I have said I did not want to humanise the gods. But I always had in mind the wisdom of that most intelligent thinker about gods, humans and mortality, Ludwig Feuerbach. 'Homo homini deus est', he wrote, describing how our gods of Love, Wrath, Courage, Charity were in fact projections of human qualities we constructed from our sense of ourselves. He was talking about the incarnate god of Christianity, a God in man who to Feuerbach was a man made god. George Eliot translated The Essence of Christianity fluently and flexibly, and its influence is strong in her work. But there is a sense in which the Norse Gods are peculiarly human in a different way. They are human because they are limited and stupid. They are greedy and enjoy fighting and playing games. They are cruel and enjoy hunting and jokes. They know Ragnarök is coming, but are incapable of imagining any way to fend it off, or change the story. They know how to die gallantly, but not how to make a better world. Homo homini lupus est, wrote Hobbes, man is a wolf to man, describing the wolf inside, Hobbes who had a grim vision of the life of men as solitary, poor, nasty, brutish and short. Loki is the only one who is clever and Loki is irresponsible and wayward and mocking.

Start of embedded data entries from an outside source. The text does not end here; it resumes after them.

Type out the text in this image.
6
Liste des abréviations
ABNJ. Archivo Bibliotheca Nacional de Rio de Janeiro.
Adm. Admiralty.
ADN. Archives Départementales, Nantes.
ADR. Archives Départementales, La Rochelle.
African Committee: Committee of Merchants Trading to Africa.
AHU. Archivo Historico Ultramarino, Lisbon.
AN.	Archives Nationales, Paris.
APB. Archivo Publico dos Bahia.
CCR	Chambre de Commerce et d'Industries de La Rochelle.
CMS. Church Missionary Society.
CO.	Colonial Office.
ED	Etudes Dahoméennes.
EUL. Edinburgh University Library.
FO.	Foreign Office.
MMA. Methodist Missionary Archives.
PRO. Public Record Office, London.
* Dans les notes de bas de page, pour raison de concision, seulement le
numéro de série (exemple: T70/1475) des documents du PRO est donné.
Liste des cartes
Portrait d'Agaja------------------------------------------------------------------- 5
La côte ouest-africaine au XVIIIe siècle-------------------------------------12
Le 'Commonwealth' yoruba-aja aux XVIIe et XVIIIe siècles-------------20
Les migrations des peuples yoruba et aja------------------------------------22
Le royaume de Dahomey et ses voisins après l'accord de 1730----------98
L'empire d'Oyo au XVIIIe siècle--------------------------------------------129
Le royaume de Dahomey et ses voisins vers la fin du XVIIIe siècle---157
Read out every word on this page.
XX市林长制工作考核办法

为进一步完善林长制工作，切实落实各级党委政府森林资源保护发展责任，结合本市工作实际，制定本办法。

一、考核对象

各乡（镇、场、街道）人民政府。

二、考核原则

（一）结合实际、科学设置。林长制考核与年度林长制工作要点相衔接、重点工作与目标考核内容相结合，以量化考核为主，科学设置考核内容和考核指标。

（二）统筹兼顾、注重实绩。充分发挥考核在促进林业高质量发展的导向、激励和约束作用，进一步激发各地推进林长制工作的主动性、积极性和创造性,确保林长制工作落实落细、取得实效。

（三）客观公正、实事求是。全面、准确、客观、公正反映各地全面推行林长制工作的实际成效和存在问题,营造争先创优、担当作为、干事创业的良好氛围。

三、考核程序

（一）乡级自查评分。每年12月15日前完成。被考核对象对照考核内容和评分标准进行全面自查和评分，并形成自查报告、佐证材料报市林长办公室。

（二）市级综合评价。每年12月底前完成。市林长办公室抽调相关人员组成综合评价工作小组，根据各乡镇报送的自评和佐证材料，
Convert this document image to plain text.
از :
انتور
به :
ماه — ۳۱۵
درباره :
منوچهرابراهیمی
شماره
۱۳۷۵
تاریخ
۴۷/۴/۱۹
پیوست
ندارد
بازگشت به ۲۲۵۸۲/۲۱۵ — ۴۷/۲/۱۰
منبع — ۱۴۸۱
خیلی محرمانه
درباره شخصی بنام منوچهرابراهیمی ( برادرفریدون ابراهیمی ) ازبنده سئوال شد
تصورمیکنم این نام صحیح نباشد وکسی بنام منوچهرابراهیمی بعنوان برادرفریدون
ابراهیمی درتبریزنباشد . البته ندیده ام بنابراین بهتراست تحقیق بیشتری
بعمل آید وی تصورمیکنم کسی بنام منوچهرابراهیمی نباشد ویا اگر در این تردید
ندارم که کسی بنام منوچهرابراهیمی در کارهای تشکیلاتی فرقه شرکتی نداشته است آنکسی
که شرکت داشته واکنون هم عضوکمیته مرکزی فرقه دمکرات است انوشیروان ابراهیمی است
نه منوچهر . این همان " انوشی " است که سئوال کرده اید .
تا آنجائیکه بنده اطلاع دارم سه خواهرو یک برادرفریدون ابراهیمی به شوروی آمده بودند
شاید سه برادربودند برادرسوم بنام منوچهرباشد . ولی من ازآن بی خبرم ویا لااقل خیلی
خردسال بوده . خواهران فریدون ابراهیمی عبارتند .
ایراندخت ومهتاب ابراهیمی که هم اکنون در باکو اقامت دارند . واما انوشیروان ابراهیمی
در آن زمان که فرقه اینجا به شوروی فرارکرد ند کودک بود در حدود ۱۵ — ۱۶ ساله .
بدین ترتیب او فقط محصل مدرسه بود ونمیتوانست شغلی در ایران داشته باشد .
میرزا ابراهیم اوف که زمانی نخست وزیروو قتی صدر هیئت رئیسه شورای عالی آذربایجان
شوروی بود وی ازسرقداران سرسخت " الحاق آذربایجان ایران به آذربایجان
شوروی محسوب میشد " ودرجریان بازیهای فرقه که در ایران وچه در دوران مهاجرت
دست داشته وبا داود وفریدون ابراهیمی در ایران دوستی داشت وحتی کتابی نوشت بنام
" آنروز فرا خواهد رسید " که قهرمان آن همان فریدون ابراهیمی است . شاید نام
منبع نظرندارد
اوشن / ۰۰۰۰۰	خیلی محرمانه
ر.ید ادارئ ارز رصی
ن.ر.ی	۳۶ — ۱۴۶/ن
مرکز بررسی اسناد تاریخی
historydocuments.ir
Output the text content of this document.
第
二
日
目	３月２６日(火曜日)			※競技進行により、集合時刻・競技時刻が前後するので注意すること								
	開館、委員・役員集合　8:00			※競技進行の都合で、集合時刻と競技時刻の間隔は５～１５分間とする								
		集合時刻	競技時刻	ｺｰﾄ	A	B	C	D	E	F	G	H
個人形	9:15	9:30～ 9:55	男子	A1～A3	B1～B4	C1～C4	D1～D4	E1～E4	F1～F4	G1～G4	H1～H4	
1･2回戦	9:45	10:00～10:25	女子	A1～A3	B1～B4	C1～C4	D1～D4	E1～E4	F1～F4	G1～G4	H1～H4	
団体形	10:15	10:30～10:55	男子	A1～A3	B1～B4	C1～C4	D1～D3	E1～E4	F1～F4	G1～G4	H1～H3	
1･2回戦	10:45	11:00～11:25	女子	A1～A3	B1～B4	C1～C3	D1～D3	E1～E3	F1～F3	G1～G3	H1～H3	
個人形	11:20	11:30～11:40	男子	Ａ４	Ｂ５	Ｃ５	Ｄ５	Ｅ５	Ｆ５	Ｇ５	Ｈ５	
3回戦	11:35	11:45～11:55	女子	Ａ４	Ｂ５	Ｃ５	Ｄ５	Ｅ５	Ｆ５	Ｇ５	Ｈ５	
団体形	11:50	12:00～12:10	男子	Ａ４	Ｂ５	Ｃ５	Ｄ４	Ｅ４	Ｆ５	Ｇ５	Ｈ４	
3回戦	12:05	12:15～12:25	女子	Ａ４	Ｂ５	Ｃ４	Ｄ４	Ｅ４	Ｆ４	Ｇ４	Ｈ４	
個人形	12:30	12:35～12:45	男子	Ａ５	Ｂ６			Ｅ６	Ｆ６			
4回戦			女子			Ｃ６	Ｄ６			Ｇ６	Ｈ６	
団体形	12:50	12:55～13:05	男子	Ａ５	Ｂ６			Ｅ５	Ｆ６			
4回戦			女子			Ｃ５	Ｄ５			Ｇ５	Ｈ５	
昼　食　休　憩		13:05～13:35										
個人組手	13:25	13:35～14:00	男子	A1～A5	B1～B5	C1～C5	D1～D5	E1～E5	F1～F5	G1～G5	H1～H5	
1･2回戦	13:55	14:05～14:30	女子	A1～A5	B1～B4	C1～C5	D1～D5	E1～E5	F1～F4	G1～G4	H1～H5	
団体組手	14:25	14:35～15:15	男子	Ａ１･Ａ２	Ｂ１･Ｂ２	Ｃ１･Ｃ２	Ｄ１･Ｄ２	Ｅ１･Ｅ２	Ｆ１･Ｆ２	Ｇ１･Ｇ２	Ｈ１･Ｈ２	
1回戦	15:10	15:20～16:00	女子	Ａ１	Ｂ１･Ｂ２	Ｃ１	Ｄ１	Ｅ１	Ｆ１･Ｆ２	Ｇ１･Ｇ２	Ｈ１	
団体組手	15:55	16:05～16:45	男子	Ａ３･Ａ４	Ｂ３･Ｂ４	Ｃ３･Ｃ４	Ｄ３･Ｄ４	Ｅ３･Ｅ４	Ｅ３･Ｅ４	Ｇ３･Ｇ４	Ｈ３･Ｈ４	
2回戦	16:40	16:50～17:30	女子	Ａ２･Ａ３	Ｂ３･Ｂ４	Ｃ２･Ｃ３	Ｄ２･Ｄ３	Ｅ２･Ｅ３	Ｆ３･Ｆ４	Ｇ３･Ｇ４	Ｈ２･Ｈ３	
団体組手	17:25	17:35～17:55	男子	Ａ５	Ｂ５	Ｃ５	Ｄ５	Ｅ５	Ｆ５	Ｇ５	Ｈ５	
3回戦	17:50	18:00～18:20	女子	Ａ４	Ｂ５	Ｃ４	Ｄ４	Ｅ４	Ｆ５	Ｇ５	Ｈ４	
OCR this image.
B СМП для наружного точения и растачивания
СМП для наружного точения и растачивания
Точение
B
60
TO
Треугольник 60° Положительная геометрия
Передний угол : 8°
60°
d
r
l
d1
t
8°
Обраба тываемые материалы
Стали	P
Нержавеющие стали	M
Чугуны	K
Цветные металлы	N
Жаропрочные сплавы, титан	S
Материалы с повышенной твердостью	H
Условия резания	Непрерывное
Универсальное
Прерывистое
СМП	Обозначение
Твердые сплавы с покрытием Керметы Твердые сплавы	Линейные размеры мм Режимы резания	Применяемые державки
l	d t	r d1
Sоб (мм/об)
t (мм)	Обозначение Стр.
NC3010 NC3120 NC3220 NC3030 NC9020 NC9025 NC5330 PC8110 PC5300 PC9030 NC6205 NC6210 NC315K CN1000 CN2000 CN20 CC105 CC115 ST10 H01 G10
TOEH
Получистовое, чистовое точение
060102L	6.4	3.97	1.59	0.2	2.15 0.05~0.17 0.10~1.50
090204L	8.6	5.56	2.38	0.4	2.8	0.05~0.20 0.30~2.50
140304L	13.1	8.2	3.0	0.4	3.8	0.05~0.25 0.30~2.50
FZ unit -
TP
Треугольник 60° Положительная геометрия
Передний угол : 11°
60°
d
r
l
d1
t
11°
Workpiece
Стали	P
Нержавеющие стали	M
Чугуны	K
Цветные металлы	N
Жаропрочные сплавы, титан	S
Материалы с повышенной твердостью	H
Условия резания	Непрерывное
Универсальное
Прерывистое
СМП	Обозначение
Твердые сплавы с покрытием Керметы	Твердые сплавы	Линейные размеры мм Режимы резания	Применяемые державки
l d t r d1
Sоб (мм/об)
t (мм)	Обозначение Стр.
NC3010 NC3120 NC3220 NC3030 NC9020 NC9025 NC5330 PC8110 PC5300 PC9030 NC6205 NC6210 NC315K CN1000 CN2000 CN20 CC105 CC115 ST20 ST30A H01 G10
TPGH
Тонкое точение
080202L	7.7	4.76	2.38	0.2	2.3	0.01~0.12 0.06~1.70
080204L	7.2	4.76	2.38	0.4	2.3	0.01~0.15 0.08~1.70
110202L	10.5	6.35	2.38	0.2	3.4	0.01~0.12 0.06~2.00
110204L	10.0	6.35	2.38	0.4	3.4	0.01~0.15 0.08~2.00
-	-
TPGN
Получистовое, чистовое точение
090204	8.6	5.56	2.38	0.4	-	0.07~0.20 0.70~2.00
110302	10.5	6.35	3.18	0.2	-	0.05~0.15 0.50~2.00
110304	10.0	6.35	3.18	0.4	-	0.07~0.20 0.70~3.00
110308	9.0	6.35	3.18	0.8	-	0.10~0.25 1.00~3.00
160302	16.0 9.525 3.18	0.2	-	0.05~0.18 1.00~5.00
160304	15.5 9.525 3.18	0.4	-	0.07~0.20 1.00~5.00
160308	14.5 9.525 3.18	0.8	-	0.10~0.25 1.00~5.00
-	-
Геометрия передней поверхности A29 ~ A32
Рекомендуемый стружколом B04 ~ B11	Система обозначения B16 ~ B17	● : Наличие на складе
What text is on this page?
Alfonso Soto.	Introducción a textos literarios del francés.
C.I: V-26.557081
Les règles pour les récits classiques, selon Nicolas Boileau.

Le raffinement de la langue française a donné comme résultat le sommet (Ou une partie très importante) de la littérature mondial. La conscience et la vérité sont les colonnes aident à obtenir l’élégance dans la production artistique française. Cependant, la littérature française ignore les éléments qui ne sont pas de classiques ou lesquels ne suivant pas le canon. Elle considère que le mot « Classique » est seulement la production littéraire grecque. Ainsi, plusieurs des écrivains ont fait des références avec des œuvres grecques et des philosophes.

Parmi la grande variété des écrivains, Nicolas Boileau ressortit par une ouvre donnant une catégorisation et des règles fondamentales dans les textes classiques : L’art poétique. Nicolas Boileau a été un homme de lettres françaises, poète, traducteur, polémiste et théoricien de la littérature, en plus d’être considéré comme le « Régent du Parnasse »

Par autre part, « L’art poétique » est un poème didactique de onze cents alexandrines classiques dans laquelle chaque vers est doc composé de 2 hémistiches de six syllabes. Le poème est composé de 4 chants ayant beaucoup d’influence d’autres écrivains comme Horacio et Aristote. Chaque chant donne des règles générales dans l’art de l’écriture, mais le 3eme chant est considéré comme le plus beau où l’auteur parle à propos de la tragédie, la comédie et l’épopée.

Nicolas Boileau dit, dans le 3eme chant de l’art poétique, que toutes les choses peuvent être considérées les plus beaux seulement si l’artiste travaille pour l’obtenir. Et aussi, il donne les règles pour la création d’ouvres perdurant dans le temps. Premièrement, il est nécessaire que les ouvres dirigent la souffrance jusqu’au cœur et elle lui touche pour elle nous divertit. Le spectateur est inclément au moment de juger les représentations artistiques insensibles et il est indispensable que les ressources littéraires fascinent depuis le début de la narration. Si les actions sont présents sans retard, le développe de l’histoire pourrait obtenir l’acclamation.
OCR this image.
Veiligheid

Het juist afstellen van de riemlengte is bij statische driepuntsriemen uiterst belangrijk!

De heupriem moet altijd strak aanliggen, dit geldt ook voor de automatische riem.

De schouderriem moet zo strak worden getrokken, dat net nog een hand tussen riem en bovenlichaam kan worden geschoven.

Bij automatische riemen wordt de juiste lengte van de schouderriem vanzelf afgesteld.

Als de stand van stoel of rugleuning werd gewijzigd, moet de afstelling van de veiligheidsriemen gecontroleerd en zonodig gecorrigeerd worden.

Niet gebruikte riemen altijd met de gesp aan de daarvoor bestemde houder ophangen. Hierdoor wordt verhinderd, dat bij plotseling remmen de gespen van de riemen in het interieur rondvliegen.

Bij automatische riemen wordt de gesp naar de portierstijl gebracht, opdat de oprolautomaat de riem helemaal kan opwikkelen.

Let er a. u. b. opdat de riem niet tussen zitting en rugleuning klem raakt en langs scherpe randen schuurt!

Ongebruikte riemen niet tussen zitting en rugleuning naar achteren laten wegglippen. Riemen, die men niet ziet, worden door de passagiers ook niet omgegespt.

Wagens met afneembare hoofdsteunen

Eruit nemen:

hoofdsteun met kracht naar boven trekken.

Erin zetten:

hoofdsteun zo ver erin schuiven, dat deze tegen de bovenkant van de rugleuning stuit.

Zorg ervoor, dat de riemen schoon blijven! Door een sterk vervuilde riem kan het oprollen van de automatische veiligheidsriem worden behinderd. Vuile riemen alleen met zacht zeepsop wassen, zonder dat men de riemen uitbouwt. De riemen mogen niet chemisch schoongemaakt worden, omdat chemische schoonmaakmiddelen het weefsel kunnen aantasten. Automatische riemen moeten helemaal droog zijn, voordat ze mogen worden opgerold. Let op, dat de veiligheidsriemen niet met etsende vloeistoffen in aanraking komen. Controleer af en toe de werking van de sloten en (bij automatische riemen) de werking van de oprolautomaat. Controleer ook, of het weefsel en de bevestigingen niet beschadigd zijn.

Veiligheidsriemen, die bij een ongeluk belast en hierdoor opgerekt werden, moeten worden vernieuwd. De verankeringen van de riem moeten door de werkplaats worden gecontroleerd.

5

...As a child I had always sympathised with Loki, because he was a clever outsider. When I came to write this tale I realised that Loki was interested in Chaos - his stories contain flames and waterfalls, the formless things inside which chaos theorists perceive order inside disorder. He is interested in the order in destruction and the destruction in order. If I were writing an allegory he would be a detached scientific intelligence which could either save the earth or contribute to its rapid disintegration. As it is, the world ends because neither the all too human gods, with their arms and quarrels, nor the fiery thinker know how to save it.